Alla più umile, alla più umana, alla più sofferente
Così i versi bachmanniani della lirica Alla più umile, alla più umana, alla più sofferente, divengono correlativo soggettivo della Bachmann stessa. La figura di Tosca-Maria Callas, «solo molti tempi più distante e a lei così vicina; solo morta da molto più tempo della poetessa stessa» è genitrice del ruck. Quella scossa vitale alla poetessa austriaca per poter continuare a scrivere.
Alla più umile, alla più umana, alla più sofferente
Mia sorella mi aiuterà ancora.
mia sorella non è lontana.
Solo molti tempi più distante e a me così vicina.

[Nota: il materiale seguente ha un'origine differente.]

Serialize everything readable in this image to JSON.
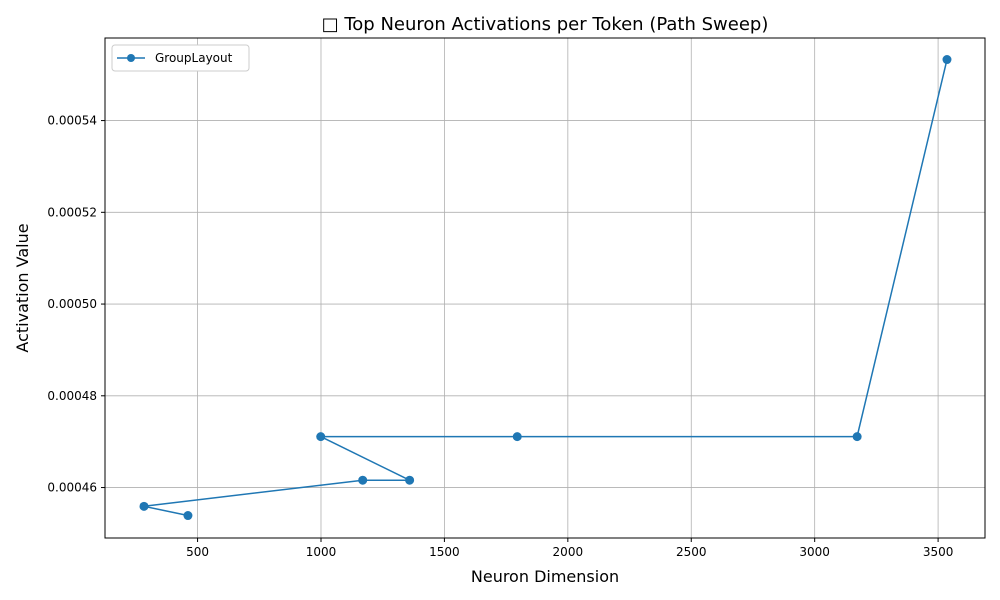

Solo morta da molto più tempo di me.
Le parlo da quasi mille giorni
e lei mi dice che verrà una fine
lasciami dormire, mai svegliarmi.
[…]
Quando è saltata dal ponte degli angeli
e lo aveva già perdonato, il suo grido
rimasto. O Scarpia, davanti a Dio.
Non ho mai potuto vedere il castello senza
sentire il grido e le tremende torture,
non soltanto di questo Mario.
Giustizia, anche per i nostri assassini.
[…]
Concludendo, agli occhi di Ingeborg Bachmann, così come quelli dei suoi grandi estimatori, Maria Callas non era la semplice cantante lirica, mossa dalla passione, ma quella che canta per poter sopravvivere. Maria Callas era un’animale da palcoscenico e quello che ha permesso alla Bachmann di legarsi così tanto al soprano e alle sue sorelle è stato senza dubbio l’aver riconosciuto in lei una creatura «dall’animo di cristallo». Sì fragile, ma sulla scena in grado di porsi sullo stesso piano del compositore e del direttore d’orchestra, dando così nuova vita a Violetta, Leonora, Tosca, Manon Lescaut. Queste eroine dell’opera lirica non vivono solo tramite la voce del soprano, bensì proprio attraverso il corpo di questo. Ciò aveva provocato il momento epifanico nell’animo della poetessa, che ascoltando la voce del soprano pianse più volte senza alcuna vergogna. Ed è proprio nel momento del bisogno, quando ormai la bussola smagnetizzata non segna più il «Nord poetico», che la Bachmann si aggrappa al sottile fil rouge che la lega alla cantante, riprende la penna e inizia a scrivere un concerto poetico, con protagoniste Callas e le sue sorelle, rendendole, così, immortali.